Certo, anche lo spettacolo messo a in scena a Londra è costato parecchio: 27 milioni di sterline, circa 34 milioni di euro, comunque pochi rispetto ai 92 milioni di euro spesi per la cerimonia di apertura delle Olimpiadi di Pechino. Ma la Gran Bretagna che ha ieri celebrato la sua storia – dal mondo agricolo, alla rivoluzione industriale, dalla swinging London degli anni Sessanta, fino alle generazioni dei social network – lo ha fatto con leggerezza e allegria.
Con la consapevolezza che sapere ridere di se stessi, gettando uno sguardo bonario e affettuoso sul proprio passato, garantisce la forza di aprirsi al futuro, senza rinnegare le proprie radici. E se Mr. Bean, al secolo Rowan Atkinson, con il suo caustico umorismo ha reinterpretato il tema emozionante di Chariots of Fire, (in Italia Momenti di Gloria) sottraendolo a ogni rischio autocelebrativo, è stata la regina Elisabetta ii a rubare la scena a star del calibro di Paul McCartney e Mike Oldfiled, garantendo alla serata – con la leggiadria che le è propria – quel tocco in più che l’ha resa davvero indimenticabile.

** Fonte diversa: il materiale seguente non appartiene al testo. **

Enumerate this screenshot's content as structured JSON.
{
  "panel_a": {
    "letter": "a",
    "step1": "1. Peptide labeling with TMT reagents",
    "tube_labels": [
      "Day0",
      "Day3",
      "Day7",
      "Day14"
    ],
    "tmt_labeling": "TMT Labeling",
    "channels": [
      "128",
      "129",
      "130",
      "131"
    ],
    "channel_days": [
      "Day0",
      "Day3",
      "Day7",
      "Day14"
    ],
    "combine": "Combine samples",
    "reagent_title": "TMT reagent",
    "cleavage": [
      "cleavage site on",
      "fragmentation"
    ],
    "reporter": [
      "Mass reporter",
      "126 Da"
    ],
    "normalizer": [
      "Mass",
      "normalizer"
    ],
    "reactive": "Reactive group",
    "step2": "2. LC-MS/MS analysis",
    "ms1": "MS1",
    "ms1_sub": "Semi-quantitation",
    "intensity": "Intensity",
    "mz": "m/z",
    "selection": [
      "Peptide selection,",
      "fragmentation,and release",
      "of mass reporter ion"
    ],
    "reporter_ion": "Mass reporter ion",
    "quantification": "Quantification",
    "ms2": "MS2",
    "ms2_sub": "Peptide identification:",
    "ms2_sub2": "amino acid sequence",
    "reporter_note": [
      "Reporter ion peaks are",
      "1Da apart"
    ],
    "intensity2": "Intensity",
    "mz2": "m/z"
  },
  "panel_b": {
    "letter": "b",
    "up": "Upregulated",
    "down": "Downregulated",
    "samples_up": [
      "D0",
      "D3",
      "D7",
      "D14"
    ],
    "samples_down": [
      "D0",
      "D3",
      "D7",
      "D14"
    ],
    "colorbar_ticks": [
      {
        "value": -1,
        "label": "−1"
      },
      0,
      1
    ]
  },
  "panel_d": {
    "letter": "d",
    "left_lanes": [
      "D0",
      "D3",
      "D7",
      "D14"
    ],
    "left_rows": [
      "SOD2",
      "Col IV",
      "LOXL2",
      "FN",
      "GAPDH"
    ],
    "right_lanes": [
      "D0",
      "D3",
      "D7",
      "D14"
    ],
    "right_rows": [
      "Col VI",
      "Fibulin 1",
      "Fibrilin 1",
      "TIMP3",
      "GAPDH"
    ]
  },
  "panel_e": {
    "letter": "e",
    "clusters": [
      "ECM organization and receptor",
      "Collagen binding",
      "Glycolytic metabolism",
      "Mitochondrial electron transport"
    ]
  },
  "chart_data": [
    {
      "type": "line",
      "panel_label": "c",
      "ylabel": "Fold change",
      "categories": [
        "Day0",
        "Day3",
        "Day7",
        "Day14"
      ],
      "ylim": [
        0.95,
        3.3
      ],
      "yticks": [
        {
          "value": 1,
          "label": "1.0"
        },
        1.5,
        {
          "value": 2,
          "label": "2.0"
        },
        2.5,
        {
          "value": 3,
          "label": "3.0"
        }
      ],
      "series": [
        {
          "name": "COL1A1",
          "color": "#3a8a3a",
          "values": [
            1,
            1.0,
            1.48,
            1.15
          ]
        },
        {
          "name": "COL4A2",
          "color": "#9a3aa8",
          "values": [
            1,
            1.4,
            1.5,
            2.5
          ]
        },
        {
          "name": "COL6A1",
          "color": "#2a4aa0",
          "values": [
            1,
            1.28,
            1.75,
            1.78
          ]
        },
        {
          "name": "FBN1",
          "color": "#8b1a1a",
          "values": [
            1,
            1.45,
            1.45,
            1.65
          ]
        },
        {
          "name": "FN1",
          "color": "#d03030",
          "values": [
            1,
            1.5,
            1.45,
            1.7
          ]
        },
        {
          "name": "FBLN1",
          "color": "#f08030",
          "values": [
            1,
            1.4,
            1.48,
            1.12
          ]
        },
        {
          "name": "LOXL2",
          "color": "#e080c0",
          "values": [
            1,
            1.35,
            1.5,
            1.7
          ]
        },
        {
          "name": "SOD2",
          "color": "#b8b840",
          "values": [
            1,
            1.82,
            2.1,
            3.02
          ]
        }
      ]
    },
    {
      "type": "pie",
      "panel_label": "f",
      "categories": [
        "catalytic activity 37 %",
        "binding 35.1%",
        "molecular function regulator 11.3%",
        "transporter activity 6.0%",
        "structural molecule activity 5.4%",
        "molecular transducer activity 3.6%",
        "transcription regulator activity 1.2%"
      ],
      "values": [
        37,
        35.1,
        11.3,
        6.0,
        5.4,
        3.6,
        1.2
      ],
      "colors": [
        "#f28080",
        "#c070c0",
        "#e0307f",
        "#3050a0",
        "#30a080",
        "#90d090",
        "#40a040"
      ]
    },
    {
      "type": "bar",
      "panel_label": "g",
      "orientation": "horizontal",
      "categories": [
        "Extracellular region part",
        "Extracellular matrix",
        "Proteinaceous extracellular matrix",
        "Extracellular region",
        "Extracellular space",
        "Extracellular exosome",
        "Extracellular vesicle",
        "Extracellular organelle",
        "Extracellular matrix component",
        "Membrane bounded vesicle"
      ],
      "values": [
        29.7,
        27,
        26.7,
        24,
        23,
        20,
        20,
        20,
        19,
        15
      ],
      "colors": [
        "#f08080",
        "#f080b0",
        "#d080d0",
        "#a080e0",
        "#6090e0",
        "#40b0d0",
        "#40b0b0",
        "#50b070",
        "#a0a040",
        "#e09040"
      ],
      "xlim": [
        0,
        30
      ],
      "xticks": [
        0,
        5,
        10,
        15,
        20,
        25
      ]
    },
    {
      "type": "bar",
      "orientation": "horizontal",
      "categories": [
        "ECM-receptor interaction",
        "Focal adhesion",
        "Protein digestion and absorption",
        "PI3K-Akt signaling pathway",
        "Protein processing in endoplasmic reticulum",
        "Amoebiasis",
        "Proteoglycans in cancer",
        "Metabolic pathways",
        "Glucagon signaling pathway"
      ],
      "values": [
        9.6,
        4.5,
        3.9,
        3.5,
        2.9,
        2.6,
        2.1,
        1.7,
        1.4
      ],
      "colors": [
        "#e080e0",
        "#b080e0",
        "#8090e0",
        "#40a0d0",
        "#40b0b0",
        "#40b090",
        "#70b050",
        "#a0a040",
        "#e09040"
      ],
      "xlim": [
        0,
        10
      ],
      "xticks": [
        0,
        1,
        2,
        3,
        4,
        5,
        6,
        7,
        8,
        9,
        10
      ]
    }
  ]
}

Quale altro capo di Stato si sarebbe prestato al gioco che ha visto la sovrana lasciare la propria residenza per raggiungere lo stadio in elicottero scortata da James Bond, il mitico agente 007 al servizio di Sua Maestà? Ecco la risposta a chi ancora si chiede come mai nel Regno Unito la monarchia resista viva e vegeta dopo tanti secoli. Poche istituzioni nel mondo sono capaci di interpretare davvero lo spirito del Paese che guidano e rappresentano. La Corona britannica è sicuramente tra queste.